Another peritoneal condition that can result in infertility is pelvic adhesions. These are bands of fibrous scar tissue that can form in the abdomen and pelvis after surgery or an infection. Because adhesions connect organs and tissue that are normally independent, they can lead to a variety of complications, including pelvic pain, infertility, and bowel obstruction. For instance, if your ovaries are affected, instead of being somewhat mobile, they might adhere to the back of your uterus, to your uterine wall, or to the bowel.

How do you treat pelvic adhesions? If you’re not feeling pain, then your doctor will probably recommend not doing anything. For mild or moderate pain he might suggest medication, acupuncture, or medical hypnosis. But if your pain is severe, he’ll likely suggest surgery to separate your adhesions. This allows normal movement of affected organs and reduces symptoms caused by adhesions. Keep in mind that your risk of developing more adhesions increases with every surgery because this is part of your body’s healing process.

         What If Your Pelvic Exam Results in a Cancer Diagnosis?

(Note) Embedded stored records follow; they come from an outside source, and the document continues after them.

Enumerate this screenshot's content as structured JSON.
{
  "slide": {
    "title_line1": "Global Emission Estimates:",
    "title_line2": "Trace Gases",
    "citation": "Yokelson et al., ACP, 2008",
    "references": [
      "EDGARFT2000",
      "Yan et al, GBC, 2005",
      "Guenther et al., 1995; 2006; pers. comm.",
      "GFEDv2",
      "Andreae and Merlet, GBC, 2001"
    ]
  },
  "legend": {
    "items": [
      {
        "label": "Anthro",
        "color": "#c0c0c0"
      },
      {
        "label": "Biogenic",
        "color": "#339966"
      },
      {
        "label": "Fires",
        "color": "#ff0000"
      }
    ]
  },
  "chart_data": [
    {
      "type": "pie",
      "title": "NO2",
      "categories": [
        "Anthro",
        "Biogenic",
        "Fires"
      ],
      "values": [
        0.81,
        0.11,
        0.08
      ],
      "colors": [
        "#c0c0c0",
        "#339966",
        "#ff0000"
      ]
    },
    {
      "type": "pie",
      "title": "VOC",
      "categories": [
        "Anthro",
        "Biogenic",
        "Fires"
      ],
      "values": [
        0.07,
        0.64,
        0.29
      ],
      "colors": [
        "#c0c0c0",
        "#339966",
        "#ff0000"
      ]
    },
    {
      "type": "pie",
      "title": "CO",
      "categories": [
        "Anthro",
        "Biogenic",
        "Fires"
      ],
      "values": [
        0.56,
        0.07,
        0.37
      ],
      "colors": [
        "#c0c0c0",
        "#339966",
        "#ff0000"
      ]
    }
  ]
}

           This is a rare situation, but it does happen. Honestly, there are not many situations that require you to preserve your fertility, but cancer is definitely one of them. See chapter 12 to learn how to bank your fertility for future use.

WHAT QUESTIONS SHOULD YOU ASK?

Visiting an RE is not much different than seeing your gynecologist. But the most notable difference is that you have a lot riding on this appointment. From your workup your RE will tell you what factors are contributing to your infertility, and he’ll recommend a treatment plan for maximizing your chances of conception. In some cases you may be able to resolve your infertility with low-tech treatments like Clomid or IUI, or he may suggest IVF. In either case you and your partner will walk away knowing the truth instead of wasting years guessing what could be wrong. Be sure to ask your RE the following:

         What are my chances of conceiving a biological child?

         What needs to occur to make this a reality?

         What treatment, if any, do you recommend before fertility treatments can begin?

 

IN AN EGGSHELL


         Visiting an RE is no different than seeing your OB/GYN, but what makes this visit unique is that it determines whether or not you’ll be a mom.

         Simple changes to your environment or lifestyle can have a significant impact on your fertility. Try modifying your eating habits; exercise routine; need to smoke, drink, or do recreational drugs; or the way your body reacts under stress (see chapter 5).

         Most women visiting an RE will learn that their infertility is a result of one (or more) of five factors: ovarian, cervical, tubal, uterine, or peritoneal.

         Some infertility factors become harder to treat the longer they persist.